0
Yorum
2
Beğeni
5,0
Puan
136
Okunma
Bu şiirin hikâyesi, bir insanın hayatta yaşadığı en ağır gerçeği kabullenme anından doğuyor.
Bazen hayat insana öyle darbeler vurur ki, sanki sadece kalbini değil, bütün kemiklerini kırar. “Bir kabulleniş kırk kemiğimi kırdı” cümlesi de işte tam bu noktadan geliyor. Çünkü insan, yaşarken birçok acıya direnir, kavga eder, haykırır… ama bazı gerçekler vardır ki, onları kabul etmek zorunda kalmak, bütün savaşlardan daha ağırdır.
Bu hikâyede DersimliKiz, çok sevdiği bir şeyi – belki bir insanı, belki bir hayali, belki de geri dönmeyecek bir zamanı – kaybetmiştir. Önce isyan etmiş, “neden ben?” diye sormuş, gece gündüz içten içe yanmıştır. Ama sonunda, elinden hiçbir şey gelmediğini anlamış. İşte o an, kabullenmek zorunda kalmıştır.

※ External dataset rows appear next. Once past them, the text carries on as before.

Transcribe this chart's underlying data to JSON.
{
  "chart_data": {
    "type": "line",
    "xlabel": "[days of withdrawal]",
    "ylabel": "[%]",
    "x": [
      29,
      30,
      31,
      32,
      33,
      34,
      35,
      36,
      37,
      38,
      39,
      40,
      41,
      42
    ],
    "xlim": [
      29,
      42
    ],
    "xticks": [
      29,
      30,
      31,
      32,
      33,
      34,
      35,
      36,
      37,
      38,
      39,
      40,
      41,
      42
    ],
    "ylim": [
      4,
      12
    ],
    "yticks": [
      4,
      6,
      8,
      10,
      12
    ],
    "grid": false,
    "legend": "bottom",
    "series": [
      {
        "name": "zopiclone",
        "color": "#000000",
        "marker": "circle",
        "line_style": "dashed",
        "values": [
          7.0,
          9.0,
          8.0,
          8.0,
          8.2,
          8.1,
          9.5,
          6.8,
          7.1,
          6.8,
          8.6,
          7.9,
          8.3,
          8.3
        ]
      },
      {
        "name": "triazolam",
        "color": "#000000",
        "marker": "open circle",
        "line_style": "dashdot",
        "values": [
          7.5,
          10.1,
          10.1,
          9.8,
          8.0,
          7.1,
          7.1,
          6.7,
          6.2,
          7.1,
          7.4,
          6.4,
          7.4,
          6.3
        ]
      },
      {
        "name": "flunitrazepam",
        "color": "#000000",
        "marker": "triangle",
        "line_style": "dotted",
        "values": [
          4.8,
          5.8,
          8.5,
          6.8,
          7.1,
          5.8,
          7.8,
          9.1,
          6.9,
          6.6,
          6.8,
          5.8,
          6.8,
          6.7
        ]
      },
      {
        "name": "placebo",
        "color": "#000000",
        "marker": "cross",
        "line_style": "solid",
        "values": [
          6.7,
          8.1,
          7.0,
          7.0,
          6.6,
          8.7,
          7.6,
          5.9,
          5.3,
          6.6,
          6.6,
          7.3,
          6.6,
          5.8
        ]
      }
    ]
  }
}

Fakat bu kabulleniş ona huzur getirmemiş; tam tersine, bütün ağırlığıyla içine çökmüştür. Çünkü bazen kabullenmek, iyileştirmez. Sadece susturur. İnsan konuşamaz, anlatamaz, ama içinde kırılmış bir iskelet gibi taşır.
Şiirin sonunda “Diyeceklerim bu kadar” demesi, aslında sessiz bir çığlık. Çünkü gerisi gözyaşlarında, yarım kalmış bakışlarda, kimseye anlatılamayan gecelerde gizlidir.
Bu şiirin hikâyesi aslında, “en ağır acı bağırmakta değil, susmakta” cümlesinde saklıdır.
Bir Kabulleniş – DersimliKiz
Bir kabulleniş, kırk kemiğimi kırdı,
Sesim sustu, içimden yankılar aktı.
Gözlerim gökyüzüne baksa da hâlâ,
Yüreğim toprağın koynunda saklı.
Her kırık, bir suskunluğun izidir,
Her nefes, yarım kalmış bir söz gibi.
Dersin ki; dayan, zaman sarar yarayı,
Oysa zaman, sadece derinleştirir acıyı.
Bir kabullenişle öğrendim;
Bazen güçlü olmak, sadece sessizliktir.
Ve sustukça insan, biraz daha
Kendine gömülür, biraz daha eksilir.
Diyeceklerim bu kadar…
Gerisini kalbim anlatır,
Ama o da kırık,
Kırk parçaya bölünmüş bir kabullenişin altında.